Comme je l’ai indiqué deux billets plus bas, je lis actuellement un ouvrage co-écrit pour le biologiste David Wilson et le philosophe Elliott Sober, Unto Others: The Evolution and Psychology of Unselfish Behavior. Le livre est en fait une défense de la théorie de la sélection par le groupe et plus généralement de la théorie de la sélection multiniveaux. L’idée derrière cette théorie est simple : le processus de sélection naturelle ne s’exerce pas uniquement au niveau de l’organisme, ou au niveau du gène, mais peut aussi porter en parallèle sur des groupes d’organismes. Dans certains cas, la sélection au niveau du groupe va agir dans le même sens que la sélection individuelle, dans d’autres cas elle va agir dans l’autre sens. C’est par ce dernier cas de figure, selon Wilson et Sober, que l’on peut expliquer l’émergence de comportements altruistes dans la nature.

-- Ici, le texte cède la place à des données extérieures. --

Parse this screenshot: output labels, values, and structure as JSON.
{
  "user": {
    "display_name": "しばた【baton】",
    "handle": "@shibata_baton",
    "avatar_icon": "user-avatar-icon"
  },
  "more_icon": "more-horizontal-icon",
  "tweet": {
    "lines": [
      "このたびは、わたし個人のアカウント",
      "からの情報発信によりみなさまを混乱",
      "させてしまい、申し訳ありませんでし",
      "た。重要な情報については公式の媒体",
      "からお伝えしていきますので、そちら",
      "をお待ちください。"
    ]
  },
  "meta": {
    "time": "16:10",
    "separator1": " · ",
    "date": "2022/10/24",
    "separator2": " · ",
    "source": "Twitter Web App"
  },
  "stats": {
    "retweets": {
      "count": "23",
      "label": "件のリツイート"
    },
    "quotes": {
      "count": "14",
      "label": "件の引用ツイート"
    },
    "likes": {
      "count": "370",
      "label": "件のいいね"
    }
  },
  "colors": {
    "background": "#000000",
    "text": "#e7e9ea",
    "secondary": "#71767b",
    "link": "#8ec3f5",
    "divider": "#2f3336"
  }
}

Au-delà de ses considérations purement biologiques et psychologiques, l’ouvrage offre aussi une bonne discussion de tous les débats qui ont agité la biologie évolutionnaire sur l’hypothèse de sélection par le groupe depuis 1962 et la publication par  Wynne-Edwards de son ouvrage Animal Dispersion in Relation to Social Behavior dans lequel il défend la thèse que les individus de nombreuses espèces animales régulent leur consommation de ressources afin de permettre la survie du groupe auquel ils appartiennent. Quatre ans plus tard, George Williams réfutera cette théorie et proposera comme alternative une approche purement individualiste en montrant que tous les phénomènes pouvant ressembler à de la sélection par le groupe peuvent en fait s’expliquer par l’hypothèse de sélection individuelle.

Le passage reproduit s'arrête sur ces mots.